Update: just when we think we are getting better, things can trigger us still. My uNPD Mother passed away earlier this year and true to my expectations I felt nothing. I didn't expect it to trigger me and it didn't. I felt very numb and didn't mourn her passing. I was very grateful for all the therapy I had done that helped me though and made me realise that I'd already mourned her a long time ago. My sadness at that time was for the Mother I never had and for my inner child who needed my love as she had no Mother. But then just five months later my enabling Father suddenly passed away to. Everyone was shocked as he had not been ill and those that knew them said he died of a ‘broken heart’. But I knew that he was so codependent on her that he possibly just couldn't cope without her. He also had his own version of uNPD and I often wondered how they lived together so long with that kind of clash.
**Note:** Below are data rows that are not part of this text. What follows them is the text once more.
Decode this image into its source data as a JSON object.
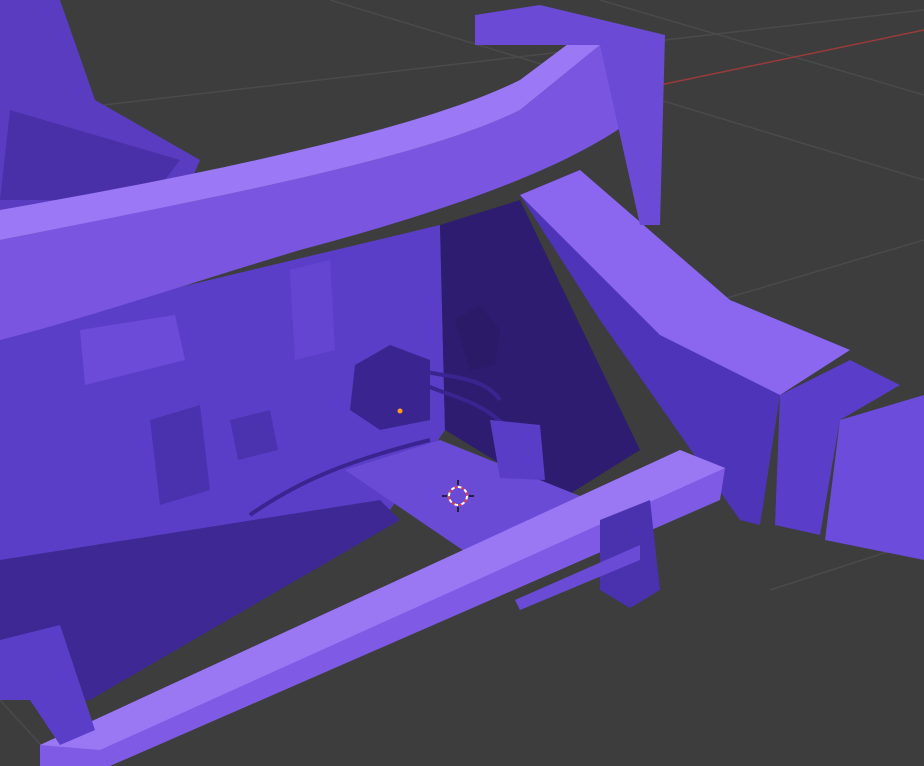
{
  "viewport": {
    "background_color": "#3d3d3d",
    "grid_color": "#4a4a4a",
    "x_axis_color": "#9a3a3a",
    "model_color": "#7a55e0",
    "model_shadow_color": "#3b2590",
    "model_highlight_color": "#9b78f5",
    "cursor_color": "#e04040"
  }
}
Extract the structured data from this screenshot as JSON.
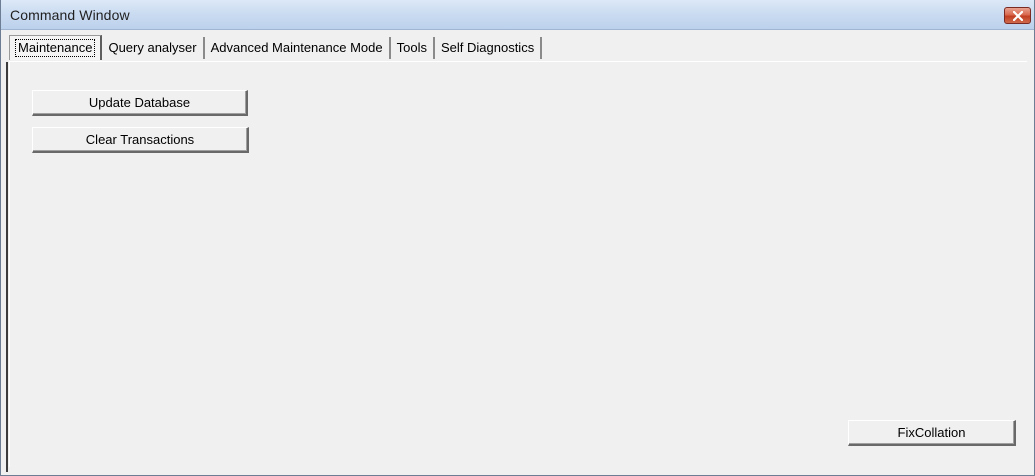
{
  "window": {
    "title": "Command Window",
    "close_icon": "close-icon",
    "close_color": "#c8452a"
  },
  "tabs": [
    {
      "label": "Maintenance",
      "active": true
    },
    {
      "label": "Query analyser",
      "active": false
    },
    {
      "label": "Advanced Maintenance Mode",
      "active": false
    },
    {
      "label": "Tools",
      "active": false
    },
    {
      "label": "Self Diagnostics",
      "active": false
    }
  ],
  "maintenance": {
    "update_database_label": "Update Database",
    "clear_transactions_label": "Clear Transactions",
    "fix_collation_label": "FixCollation"
  }
}
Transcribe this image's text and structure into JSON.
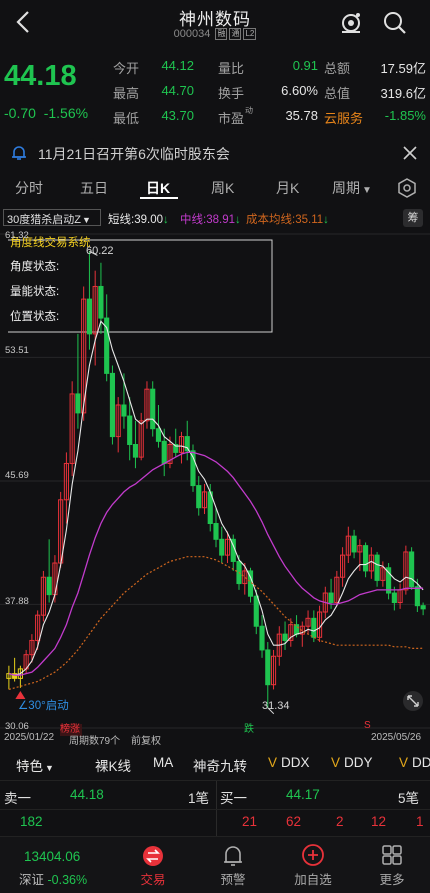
{
  "header": {
    "title": "神州数码",
    "code": "000034",
    "badges": [
      "融",
      "通",
      "L2"
    ]
  },
  "quote": {
    "price": "44.18",
    "change": "-0.70",
    "change_pct": "-1.56%",
    "rows": [
      [
        {
          "l": "今开",
          "v": "44.12"
        },
        {
          "l": "量比",
          "v": "0.91"
        },
        {
          "l": "总额",
          "v": "17.59亿"
        }
      ],
      [
        {
          "l": "最高",
          "v": "44.70"
        },
        {
          "l": "换手",
          "v": "6.60%"
        },
        {
          "l": "总值",
          "v": "319.6亿"
        }
      ],
      [
        {
          "l": "最低",
          "v": "43.70"
        },
        {
          "l": "市盈",
          "sup": "动",
          "v": "35.78"
        },
        {
          "l": "云服务",
          "v": "-1.85%"
        }
      ]
    ]
  },
  "notice": {
    "text": "11月21日召开第6次临时股东会"
  },
  "tabs": [
    "分时",
    "五日",
    "日K",
    "周K",
    "月K",
    "周期"
  ],
  "indicators": {
    "name": "30度猎杀启动Z",
    "short_label": "短线:",
    "short_val": "39.00",
    "mid_label": "中线:",
    "mid_val": "38.91",
    "cost_label": "成本均线:",
    "cost_val": "35.11",
    "badge": "筹"
  },
  "chart": {
    "system_title": "角度线交易系统",
    "status": [
      "角度状态:",
      "量能状态:",
      "位置状态:"
    ],
    "y_ticks": [
      "61.32",
      "53.51",
      "45.69",
      "37.88",
      "30.06"
    ],
    "high_label": "60.22",
    "low_label": "31.34",
    "start_label": "∠30°启动",
    "bottom_tags": [
      "榜涨",
      "跌",
      "S"
    ],
    "date_start": "2025/01/22",
    "period_count": "周期数79个",
    "fq": "前复权",
    "date_end": "2025/05/26",
    "colors": {
      "up": "#e8323a",
      "down": "#1fc450",
      "short": "#e8e8e8",
      "mid": "#c23bcc",
      "cost": "#d0661e"
    }
  },
  "chart_data": {
    "type": "candlestick",
    "ylim": [
      30.06,
      61.32
    ],
    "y_ticks": [
      61.32,
      53.51,
      45.69,
      37.88,
      30.06
    ],
    "x_range": [
      "2025/01/22",
      "2025/05/26"
    ],
    "periods": 79,
    "candles_ohlc": [
      [
        33.2,
        34.0,
        32.5,
        33.5
      ],
      [
        33.5,
        34.5,
        33.0,
        33.2
      ],
      [
        33.2,
        34.0,
        32.6,
        33.8
      ],
      [
        33.8,
        35.0,
        33.5,
        34.7
      ],
      [
        34.7,
        36.0,
        34.2,
        35.6
      ],
      [
        35.6,
        37.5,
        35.0,
        37.2
      ],
      [
        37.2,
        40.0,
        36.8,
        39.6
      ],
      [
        39.6,
        42.0,
        38.0,
        38.5
      ],
      [
        38.5,
        41.0,
        38.0,
        40.5
      ],
      [
        40.5,
        45.0,
        40.2,
        44.5
      ],
      [
        44.5,
        47.5,
        43.0,
        46.8
      ],
      [
        46.8,
        52.0,
        46.0,
        51.2
      ],
      [
        51.2,
        55.0,
        49.0,
        50.0
      ],
      [
        50.0,
        58.0,
        49.5,
        57.2
      ],
      [
        57.2,
        60.22,
        54.0,
        55.0
      ],
      [
        55.0,
        59.0,
        53.0,
        58.0
      ],
      [
        58.0,
        59.5,
        55.0,
        56.0
      ],
      [
        56.0,
        57.5,
        52.0,
        52.5
      ],
      [
        52.5,
        53.0,
        48.0,
        48.5
      ],
      [
        48.5,
        51.0,
        47.5,
        50.5
      ],
      [
        50.5,
        52.5,
        49.0,
        49.8
      ],
      [
        49.8,
        51.0,
        47.0,
        48.0
      ],
      [
        48.0,
        49.5,
        46.5,
        47.2
      ],
      [
        47.2,
        50.0,
        47.0,
        49.5
      ],
      [
        49.5,
        52.0,
        49.0,
        51.5
      ],
      [
        51.5,
        52.0,
        48.5,
        49.0
      ],
      [
        49.0,
        50.5,
        47.8,
        48.2
      ],
      [
        48.2,
        49.0,
        46.0,
        46.8
      ],
      [
        46.8,
        48.5,
        46.5,
        48.0
      ],
      [
        48.0,
        49.0,
        47.2,
        47.5
      ],
      [
        47.5,
        48.8,
        46.8,
        48.5
      ],
      [
        48.5,
        49.5,
        47.0,
        47.6
      ],
      [
        47.6,
        48.0,
        45.0,
        45.4
      ],
      [
        45.4,
        46.0,
        43.5,
        44.0
      ],
      [
        44.0,
        45.5,
        43.6,
        45.0
      ],
      [
        45.0,
        45.5,
        42.5,
        43.0
      ],
      [
        43.0,
        44.0,
        41.5,
        42.0
      ],
      [
        42.0,
        42.8,
        40.5,
        41.0
      ],
      [
        41.0,
        42.5,
        40.5,
        42.0
      ],
      [
        42.0,
        42.3,
        40.0,
        40.6
      ],
      [
        40.6,
        41.0,
        38.8,
        39.2
      ],
      [
        39.2,
        40.5,
        38.5,
        40.0
      ],
      [
        40.0,
        40.2,
        38.0,
        38.4
      ],
      [
        38.4,
        38.8,
        36.0,
        36.5
      ],
      [
        36.5,
        37.2,
        34.5,
        35.0
      ],
      [
        35.0,
        35.5,
        31.34,
        32.8
      ],
      [
        32.8,
        35.0,
        32.5,
        34.6
      ],
      [
        34.6,
        36.5,
        34.0,
        36.0
      ],
      [
        36.0,
        36.8,
        35.0,
        35.6
      ],
      [
        35.6,
        37.0,
        35.2,
        36.6
      ],
      [
        36.6,
        37.2,
        35.8,
        36.0
      ],
      [
        36.0,
        36.8,
        35.2,
        36.5
      ],
      [
        36.5,
        37.5,
        36.0,
        37.0
      ],
      [
        37.0,
        37.5,
        35.5,
        35.8
      ],
      [
        35.8,
        37.8,
        35.5,
        37.4
      ],
      [
        37.4,
        39.0,
        37.0,
        38.6
      ],
      [
        38.6,
        39.5,
        37.6,
        38.0
      ],
      [
        38.0,
        40.0,
        37.8,
        39.6
      ],
      [
        39.6,
        41.5,
        39.0,
        41.0
      ],
      [
        41.0,
        42.8,
        40.5,
        42.2
      ],
      [
        42.2,
        42.6,
        40.8,
        41.2
      ],
      [
        41.2,
        42.0,
        40.0,
        41.6
      ],
      [
        41.6,
        41.8,
        39.6,
        40.0
      ],
      [
        40.0,
        41.5,
        39.5,
        41.0
      ],
      [
        41.0,
        41.2,
        39.0,
        39.4
      ],
      [
        39.4,
        40.6,
        39.0,
        40.2
      ],
      [
        40.2,
        40.5,
        38.2,
        38.6
      ],
      [
        38.6,
        39.0,
        37.5,
        38.0
      ],
      [
        38.0,
        39.2,
        37.6,
        38.8
      ],
      [
        38.8,
        41.6,
        38.5,
        41.2
      ],
      [
        41.2,
        41.5,
        38.8,
        39.0
      ],
      [
        39.0,
        39.5,
        37.4,
        37.8
      ],
      [
        37.8,
        38.0,
        37.2,
        37.6
      ]
    ],
    "series": [
      {
        "name": "短线",
        "values": [
          33.5,
          33.4,
          33.5,
          33.8,
          34.3,
          35.2,
          36.6,
          37.4,
          38.5,
          40.4,
          42.6,
          45.5,
          47.6,
          50.5,
          53.0,
          54.6,
          55.8,
          55.4,
          54.0,
          53.0,
          52.0,
          50.8,
          49.6,
          49.3,
          49.6,
          49.6,
          49.2,
          48.5,
          48.2,
          47.9,
          47.9,
          47.8,
          47.2,
          46.3,
          45.8,
          45.0,
          44.0,
          43.0,
          42.4,
          41.6,
          40.7,
          40.3,
          39.6,
          38.6,
          37.5,
          36.0,
          35.3,
          35.3,
          35.4,
          35.8,
          36.0,
          36.1,
          36.3,
          36.2,
          36.4,
          36.9,
          37.2,
          37.8,
          38.6,
          39.5,
          40.0,
          40.4,
          40.4,
          40.6,
          40.4,
          40.3,
          39.9,
          39.5,
          39.3,
          39.6,
          39.5,
          39.2,
          38.8
        ]
      },
      {
        "name": "中线",
        "values": [
          33.5,
          33.4,
          33.4,
          33.5,
          33.6,
          33.9,
          34.3,
          34.7,
          35.1,
          35.8,
          36.6,
          37.7,
          38.6,
          39.8,
          41.0,
          42.1,
          43.0,
          43.7,
          44.2,
          44.6,
          45.0,
          45.3,
          45.5,
          45.8,
          46.1,
          46.4,
          46.6,
          46.8,
          47.0,
          47.2,
          47.4,
          47.5,
          47.5,
          47.4,
          47.3,
          47.1,
          46.9,
          46.6,
          46.3,
          45.9,
          45.4,
          44.9,
          44.4,
          43.8,
          43.1,
          42.3,
          41.6,
          40.9,
          40.3,
          39.8,
          39.3,
          38.9,
          38.6,
          38.3,
          38.1,
          38.0,
          37.9,
          37.9,
          38.0,
          38.1,
          38.3,
          38.5,
          38.6,
          38.7,
          38.8,
          38.8,
          38.8,
          38.8,
          38.8,
          38.9,
          38.9,
          38.9,
          38.91
        ]
      },
      {
        "name": "成本均线",
        "values": [
          32.5,
          32.6,
          32.7,
          32.8,
          32.9,
          33.0,
          33.2,
          33.4,
          33.6,
          33.9,
          34.2,
          34.6,
          35.0,
          35.5,
          36.0,
          36.5,
          37.0,
          37.4,
          37.8,
          38.2,
          38.6,
          38.9,
          39.2,
          39.5,
          39.8,
          40.0,
          40.2,
          40.4,
          40.6,
          40.7,
          40.8,
          40.9,
          40.9,
          40.9,
          40.9,
          40.8,
          40.7,
          40.5,
          40.3,
          40.1,
          39.9,
          39.6,
          39.3,
          39.0,
          38.7,
          38.3,
          37.9,
          37.5,
          37.1,
          36.8,
          36.5,
          36.2,
          36.0,
          35.8,
          35.6,
          35.5,
          35.4,
          35.3,
          35.3,
          35.3,
          35.3,
          35.3,
          35.3,
          35.3,
          35.3,
          35.3,
          35.3,
          35.2,
          35.2,
          35.2,
          35.1,
          35.1,
          35.11
        ]
      }
    ]
  },
  "tools": [
    {
      "label": "特色",
      "arrow": true
    },
    {
      "label": "裸K线"
    },
    {
      "label": "MA"
    },
    {
      "label": "神奇九转"
    },
    {
      "label": "DDX",
      "v": true
    },
    {
      "label": "DDY",
      "v": true
    },
    {
      "label": "DD",
      "v": true
    }
  ],
  "orderbook": {
    "sell_label": "卖一",
    "sell_price": "44.18",
    "sell_count": "1笔",
    "buy_label": "买一",
    "buy_price": "44.17",
    "buy_count": "5笔",
    "sell_vols": [
      "182"
    ],
    "buy_vols": [
      "21",
      "62",
      "2",
      "12",
      "1"
    ]
  },
  "nav": {
    "index_value": "13404.06",
    "index_name": "深证",
    "index_change": "-0.36%",
    "items": [
      "交易",
      "预警",
      "加自选",
      "更多"
    ]
  }
}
I was shocked at his sudden death but not triggered. But then came the bombshell, they had changed their will shortly before my Mother died and my Father had written a letter claiming he had no idea why there was any animosity between me and him and that it was not of his doing. It took me a while to realise that this man who had just thrown his toys out of the pram as he always did when he was angry had lashed out once more at the family scapegoat.  Yes, it took me a while to realise that this simple act had thrown me once more into an emotional flashback. My inner child was reacting by being frightened, lonely, ashamed and lost. All the things they had made me feel when I was small and vulnerable.  Why did it trigger me? I think that in spite of our therapy and understanding, the inner child may still feel there might be hope, just a small hope that parents might have a little humanity left, it comes as a shock to know that even as he was ready to leave this life he still turned his back on his own daughter. For no other reason than she was chosen as the scapegoat. Having it written in black and white makes it so very real and was a powerful trigger. But even this I can fight back from with taking care of my inner child and taking care of me. But what he would never have expected is this action has drawn me closer to my children whom he hurt too with this. It has also drawn me closer to some of my siblings who were waking up themselves to the reality of the dysfunction in our family.  There is always hope.